Okay, if you feel that you have lost faith in LastPass because of all this, then of course, there are always alternatives. If you’re willing to invest a little money (and some of that lost faith) then there’s always 1Password. It’s the same architecture and security measures at play, but Agilebits, the company behind 1Password, does have a better track record than LastPass. By that, we mean that it’s never been hacked. Hasn’t been reported, to be more precise. Yet.
Transfer Your Passwords in iOS: It’s easy to transfer your data from LastPass to 1Password for iOS, once you read our helpful article on it.
If you’re unwilling to spend anything, then there is a free alternative. It’s called KeepPass and it’s open source, too. And we have also written a guide to transfer your LastPass passwords to Keepass.
Even though it is not as convenient as 1Password, if you’re willing to play around, a few plugins can be added to match the functionality of its paid peer. It does take some patience, though, so be prepared.
Our 2 Cents
It’s very easy to blame a company and say they weren’t careful with your data. But that’s as good as blaming banks when there is a robbery. People haven’t stopped putting their money there and neither should you stop trusting password managers, just because one was hacked.
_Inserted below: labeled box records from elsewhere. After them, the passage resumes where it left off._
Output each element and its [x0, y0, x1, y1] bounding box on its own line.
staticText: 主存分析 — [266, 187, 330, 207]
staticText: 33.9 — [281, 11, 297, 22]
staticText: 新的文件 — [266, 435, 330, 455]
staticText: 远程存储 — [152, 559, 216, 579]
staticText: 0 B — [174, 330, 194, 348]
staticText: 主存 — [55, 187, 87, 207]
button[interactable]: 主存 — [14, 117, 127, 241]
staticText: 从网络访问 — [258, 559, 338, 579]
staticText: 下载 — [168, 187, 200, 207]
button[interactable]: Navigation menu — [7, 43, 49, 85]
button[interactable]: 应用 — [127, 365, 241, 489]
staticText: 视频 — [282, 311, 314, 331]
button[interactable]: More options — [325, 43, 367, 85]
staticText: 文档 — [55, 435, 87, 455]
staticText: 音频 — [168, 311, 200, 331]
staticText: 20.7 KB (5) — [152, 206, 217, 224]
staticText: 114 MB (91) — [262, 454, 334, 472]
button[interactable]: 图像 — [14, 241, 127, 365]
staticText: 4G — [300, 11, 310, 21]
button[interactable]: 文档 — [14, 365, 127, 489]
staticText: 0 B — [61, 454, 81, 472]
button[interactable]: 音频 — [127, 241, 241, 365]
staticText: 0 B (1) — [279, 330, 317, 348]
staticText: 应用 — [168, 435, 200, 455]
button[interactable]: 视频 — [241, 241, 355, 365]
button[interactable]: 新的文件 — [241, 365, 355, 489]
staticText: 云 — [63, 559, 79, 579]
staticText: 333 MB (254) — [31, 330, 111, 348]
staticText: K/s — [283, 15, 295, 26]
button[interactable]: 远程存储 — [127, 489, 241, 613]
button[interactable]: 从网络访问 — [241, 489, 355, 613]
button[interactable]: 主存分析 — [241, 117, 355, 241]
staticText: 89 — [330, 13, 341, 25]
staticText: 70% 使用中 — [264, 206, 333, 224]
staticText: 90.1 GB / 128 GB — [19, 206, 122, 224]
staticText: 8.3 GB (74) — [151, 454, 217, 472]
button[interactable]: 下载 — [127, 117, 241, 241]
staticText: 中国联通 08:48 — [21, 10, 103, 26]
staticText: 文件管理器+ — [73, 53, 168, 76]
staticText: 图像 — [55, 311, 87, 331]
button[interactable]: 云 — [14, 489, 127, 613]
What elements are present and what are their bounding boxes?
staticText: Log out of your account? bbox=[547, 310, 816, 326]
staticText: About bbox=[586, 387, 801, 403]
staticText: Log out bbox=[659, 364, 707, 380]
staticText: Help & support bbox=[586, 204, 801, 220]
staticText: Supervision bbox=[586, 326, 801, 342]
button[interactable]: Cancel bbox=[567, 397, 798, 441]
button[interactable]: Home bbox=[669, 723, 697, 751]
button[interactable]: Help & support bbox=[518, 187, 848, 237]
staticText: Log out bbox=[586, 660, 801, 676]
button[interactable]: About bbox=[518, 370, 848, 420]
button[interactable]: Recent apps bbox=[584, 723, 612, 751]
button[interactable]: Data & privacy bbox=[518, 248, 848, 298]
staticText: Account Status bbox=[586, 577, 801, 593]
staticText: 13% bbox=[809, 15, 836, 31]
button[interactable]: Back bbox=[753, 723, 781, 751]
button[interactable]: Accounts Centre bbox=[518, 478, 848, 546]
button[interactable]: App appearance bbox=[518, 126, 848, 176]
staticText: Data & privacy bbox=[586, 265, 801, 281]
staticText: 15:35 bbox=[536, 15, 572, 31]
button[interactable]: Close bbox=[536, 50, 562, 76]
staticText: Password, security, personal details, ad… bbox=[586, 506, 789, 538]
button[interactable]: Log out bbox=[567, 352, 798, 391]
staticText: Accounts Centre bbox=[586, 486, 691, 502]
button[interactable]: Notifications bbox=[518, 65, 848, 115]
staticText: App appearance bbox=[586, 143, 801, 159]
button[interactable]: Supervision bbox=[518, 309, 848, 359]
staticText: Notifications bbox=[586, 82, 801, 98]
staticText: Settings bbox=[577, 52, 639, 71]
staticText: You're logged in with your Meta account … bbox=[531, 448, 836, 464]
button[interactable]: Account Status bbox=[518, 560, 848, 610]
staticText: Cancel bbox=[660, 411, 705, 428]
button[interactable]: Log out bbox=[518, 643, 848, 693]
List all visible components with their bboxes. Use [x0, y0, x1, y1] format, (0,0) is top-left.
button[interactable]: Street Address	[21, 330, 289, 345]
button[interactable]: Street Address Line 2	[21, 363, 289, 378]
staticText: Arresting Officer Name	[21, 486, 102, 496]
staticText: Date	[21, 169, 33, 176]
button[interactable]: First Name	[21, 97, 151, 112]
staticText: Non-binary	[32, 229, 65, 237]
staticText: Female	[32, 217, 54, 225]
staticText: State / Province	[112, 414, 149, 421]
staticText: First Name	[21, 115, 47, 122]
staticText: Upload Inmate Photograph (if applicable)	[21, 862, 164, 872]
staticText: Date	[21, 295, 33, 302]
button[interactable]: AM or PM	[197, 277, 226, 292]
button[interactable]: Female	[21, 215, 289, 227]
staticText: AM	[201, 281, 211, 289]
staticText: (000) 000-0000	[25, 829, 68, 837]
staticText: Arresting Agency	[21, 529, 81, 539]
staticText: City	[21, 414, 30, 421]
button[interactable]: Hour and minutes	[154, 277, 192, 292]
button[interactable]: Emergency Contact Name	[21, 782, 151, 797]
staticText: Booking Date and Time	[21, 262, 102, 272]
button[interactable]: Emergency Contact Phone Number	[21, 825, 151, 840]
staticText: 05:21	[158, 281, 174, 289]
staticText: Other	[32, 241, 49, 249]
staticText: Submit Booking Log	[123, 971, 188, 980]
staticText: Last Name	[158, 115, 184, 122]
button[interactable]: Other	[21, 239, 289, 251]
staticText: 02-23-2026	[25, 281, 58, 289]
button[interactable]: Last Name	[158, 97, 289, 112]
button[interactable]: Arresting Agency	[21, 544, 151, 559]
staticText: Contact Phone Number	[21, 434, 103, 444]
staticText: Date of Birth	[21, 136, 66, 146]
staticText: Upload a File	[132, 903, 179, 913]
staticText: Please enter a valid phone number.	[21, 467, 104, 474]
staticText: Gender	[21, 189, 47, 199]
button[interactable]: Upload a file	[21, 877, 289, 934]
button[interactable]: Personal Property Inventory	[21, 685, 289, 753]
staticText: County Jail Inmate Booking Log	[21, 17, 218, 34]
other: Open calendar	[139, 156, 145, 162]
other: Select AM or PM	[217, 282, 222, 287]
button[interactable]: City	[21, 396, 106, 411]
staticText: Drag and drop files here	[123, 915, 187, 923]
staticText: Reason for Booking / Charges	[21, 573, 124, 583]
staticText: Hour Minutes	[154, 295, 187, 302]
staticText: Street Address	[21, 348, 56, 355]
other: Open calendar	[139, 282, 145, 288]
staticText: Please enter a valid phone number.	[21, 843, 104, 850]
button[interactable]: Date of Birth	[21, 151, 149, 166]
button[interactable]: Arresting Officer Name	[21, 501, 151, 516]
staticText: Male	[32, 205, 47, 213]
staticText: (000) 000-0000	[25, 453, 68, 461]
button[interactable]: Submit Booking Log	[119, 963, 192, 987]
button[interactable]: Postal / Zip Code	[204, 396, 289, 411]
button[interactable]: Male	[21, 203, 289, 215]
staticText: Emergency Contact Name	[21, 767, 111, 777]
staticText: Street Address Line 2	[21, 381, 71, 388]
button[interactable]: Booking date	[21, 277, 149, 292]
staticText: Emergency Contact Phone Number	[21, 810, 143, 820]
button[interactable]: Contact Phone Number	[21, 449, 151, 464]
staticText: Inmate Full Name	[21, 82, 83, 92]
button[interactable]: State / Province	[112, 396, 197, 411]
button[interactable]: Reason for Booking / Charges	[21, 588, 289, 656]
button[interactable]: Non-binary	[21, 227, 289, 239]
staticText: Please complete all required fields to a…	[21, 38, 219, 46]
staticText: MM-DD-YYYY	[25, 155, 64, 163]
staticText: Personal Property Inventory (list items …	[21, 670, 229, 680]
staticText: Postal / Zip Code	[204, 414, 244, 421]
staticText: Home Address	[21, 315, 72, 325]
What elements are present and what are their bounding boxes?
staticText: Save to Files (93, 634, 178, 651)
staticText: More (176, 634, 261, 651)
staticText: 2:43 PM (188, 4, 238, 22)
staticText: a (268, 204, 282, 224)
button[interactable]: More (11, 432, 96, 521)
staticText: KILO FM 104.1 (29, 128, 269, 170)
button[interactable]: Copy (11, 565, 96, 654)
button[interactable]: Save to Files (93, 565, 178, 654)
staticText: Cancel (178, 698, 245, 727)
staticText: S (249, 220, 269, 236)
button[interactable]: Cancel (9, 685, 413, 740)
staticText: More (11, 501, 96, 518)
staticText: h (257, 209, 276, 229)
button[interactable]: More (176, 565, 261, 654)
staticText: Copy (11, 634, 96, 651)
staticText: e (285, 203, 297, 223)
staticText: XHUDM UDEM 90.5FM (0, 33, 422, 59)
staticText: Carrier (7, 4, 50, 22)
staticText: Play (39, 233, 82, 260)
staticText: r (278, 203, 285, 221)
We’re not even saying that the security was lax on LastPass’ part, but they definitely need to pull up their socks. It wasn’t the first time a threat was detected in their system, but both times nothing major was stolen/lost. They acted quickly and promptly notified users and have already dealt with the security issue which lead to this. With a little more precaution yourself, you can ensure a much happier state of mind. If you can spend all that time thinking about your bank balance, we’re certain you can spare a few thoughts for the passwords that keep them safe, too?